Constraint-Aware Neural Networks for Riemann Problems
This work addresses the need for reliable neural network surrogates in simulations for domains like fluid dynamics, but it is incremental as it builds on existing methods to incorporate constraints.
The paper tackled the problem of ensuring physical constraints like mass or energy conservation in neural networks used for simulations, by proposing two strategies for constraint-aware neural networks and testing them on Riemann problems in compressible fluid flow, showing that reduced constraint deviation correlates with lower discretization errors across three model problems.
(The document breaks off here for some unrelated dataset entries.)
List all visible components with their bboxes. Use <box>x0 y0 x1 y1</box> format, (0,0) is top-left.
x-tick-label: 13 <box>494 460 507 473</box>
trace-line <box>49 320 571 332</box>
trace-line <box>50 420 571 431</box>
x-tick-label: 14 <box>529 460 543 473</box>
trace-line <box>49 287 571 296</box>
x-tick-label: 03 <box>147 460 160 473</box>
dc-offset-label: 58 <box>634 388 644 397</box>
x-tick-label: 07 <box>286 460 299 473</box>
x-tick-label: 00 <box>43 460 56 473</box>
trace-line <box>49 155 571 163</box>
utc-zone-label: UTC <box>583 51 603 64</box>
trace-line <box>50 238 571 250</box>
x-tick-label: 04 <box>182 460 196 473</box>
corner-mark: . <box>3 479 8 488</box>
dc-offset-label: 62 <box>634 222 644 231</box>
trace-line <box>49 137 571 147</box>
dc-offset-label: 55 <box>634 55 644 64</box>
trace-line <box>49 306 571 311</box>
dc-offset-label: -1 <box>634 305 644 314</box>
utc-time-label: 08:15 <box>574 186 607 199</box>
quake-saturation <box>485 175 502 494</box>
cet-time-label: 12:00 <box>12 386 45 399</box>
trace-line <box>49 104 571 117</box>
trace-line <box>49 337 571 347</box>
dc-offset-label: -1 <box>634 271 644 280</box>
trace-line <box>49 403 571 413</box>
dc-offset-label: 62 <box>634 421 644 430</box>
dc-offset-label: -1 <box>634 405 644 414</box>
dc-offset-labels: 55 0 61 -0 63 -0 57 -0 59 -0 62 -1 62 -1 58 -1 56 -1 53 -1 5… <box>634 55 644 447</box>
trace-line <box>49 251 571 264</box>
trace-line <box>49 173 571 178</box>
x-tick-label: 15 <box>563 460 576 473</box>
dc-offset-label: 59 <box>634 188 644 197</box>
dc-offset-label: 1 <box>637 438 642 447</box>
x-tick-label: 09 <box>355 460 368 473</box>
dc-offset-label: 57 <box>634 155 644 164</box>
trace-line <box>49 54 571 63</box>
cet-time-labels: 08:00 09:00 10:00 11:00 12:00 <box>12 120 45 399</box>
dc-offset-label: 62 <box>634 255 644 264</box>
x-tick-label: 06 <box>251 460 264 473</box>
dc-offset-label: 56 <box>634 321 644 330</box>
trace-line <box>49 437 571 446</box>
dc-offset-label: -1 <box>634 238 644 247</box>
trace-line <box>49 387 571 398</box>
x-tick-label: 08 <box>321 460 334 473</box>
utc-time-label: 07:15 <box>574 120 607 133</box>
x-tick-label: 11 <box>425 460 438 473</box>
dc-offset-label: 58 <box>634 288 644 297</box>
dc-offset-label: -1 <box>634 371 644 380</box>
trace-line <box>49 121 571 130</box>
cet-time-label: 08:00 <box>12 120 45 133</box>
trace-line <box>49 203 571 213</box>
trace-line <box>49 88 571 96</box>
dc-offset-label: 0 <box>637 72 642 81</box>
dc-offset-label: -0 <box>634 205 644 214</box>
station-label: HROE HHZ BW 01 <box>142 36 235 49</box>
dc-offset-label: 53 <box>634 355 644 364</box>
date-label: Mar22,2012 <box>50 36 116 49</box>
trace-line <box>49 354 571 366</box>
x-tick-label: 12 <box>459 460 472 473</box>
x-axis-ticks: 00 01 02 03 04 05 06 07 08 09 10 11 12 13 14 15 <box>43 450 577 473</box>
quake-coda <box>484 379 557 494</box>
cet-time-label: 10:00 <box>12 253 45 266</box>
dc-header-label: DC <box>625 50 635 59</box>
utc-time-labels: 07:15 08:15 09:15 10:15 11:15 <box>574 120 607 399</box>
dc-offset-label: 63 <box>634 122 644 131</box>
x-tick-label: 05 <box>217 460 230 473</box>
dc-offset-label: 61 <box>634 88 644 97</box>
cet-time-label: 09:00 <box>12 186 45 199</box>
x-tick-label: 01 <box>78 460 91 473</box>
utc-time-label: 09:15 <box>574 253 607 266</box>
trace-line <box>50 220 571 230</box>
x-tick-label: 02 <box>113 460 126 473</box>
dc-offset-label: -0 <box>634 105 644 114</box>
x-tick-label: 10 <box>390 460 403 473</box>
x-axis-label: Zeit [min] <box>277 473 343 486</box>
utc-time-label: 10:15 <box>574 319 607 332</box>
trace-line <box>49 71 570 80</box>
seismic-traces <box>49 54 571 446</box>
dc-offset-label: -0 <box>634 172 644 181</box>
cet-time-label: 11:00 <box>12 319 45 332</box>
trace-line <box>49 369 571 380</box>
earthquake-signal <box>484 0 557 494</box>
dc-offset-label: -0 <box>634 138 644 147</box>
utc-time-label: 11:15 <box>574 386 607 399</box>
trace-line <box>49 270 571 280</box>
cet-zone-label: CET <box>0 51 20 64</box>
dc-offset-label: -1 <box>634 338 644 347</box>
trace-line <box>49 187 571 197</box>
Neural networks are increasingly used in complex (data-driven) simulations as surrogates or for accelerating the computation of classical surrogates. In many applications physical constraints, such as mass or energy conservation, must be satisfied to obtain reliable results. However, standard machine learning algorithms are generally not tailored to respect such constraints. We propose two different strategies to generate constraint-aware neural networks. We test their performance in the context of front-capturing schemes for strongly nonlinear wave motion in compressible fluid flow. Precisely, in this context so-called Riemann problems have to be solved as surrogates. Their solution describes the local dynamics of the captured wave front in numerical simulations. Three model problems are considered: a cubic flux model problem, an isothermal two-phase flow model, and the Euler equations. We demonstrate that a decrease in the constraint deviation correlates with low discretization errors for all model problems, in addition to the structural advantage of fulfilling the constraint.